Kafkaslar’dan Anadolu’ya; dostlukla merhaba..!

Kafkaslar’dan Anadolu’ya; dostlukla merhaba..!

Yeldar Barış Kalkan

Çerkesya’dan merhaba…

Bundan böyle her iki haftada bir Gazete Karınca sayfalarında duygu ve düşünce evrenimden paylaşımlarda bulunacak, gönlümden kopanları okurlarla paylaşacağım.

Burası Rusya Federasyonu’na bağlı Adığey Cumhuriyeti’nin başkenti Maykop, yani benim anayurdum. 150 yıl önce atalarım Kafkas-Rus Savaşları’nda Çarlık Rusya’sına yenilerek buradan Osmanlı ülkesine sürülmüşler.
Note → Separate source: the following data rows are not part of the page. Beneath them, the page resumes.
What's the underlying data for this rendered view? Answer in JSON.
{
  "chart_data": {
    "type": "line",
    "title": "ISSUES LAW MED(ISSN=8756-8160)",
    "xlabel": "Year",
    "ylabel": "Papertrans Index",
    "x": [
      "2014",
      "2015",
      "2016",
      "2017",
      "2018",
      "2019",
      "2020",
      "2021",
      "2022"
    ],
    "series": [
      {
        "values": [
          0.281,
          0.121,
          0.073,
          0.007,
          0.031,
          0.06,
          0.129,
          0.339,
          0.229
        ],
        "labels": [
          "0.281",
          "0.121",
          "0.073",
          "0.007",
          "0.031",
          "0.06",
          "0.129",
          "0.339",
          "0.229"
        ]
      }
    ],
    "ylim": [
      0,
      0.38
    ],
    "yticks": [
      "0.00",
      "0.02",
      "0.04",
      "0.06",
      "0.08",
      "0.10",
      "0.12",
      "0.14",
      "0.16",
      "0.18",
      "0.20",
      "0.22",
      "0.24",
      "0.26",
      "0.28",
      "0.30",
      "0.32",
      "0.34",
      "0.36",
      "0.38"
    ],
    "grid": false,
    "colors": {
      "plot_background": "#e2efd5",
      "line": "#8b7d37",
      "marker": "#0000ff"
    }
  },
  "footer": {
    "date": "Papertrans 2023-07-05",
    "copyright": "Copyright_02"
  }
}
Böylece anayurt ve sürgün kesimleri olmak üzere Çerkes halkını oluşturan iki ayrı kesim ortaya çıkmış.

Ben Dönüşçü bir Çerkes’im, yani halkımın ulusal kurtuluşu için ata topraklarına, anayurdum Kuzey Kafkasya’ya dönüşü savunuyorum. Çerkes siyasetlerinden biri olan Dönüş Düşüncesi’ni okurlara daha sonra ayrıca izah edeceğim. Biraz karmaşık görünür ama oldukça mantıklı bir düşünce sistematiğidir Dönüşçülük.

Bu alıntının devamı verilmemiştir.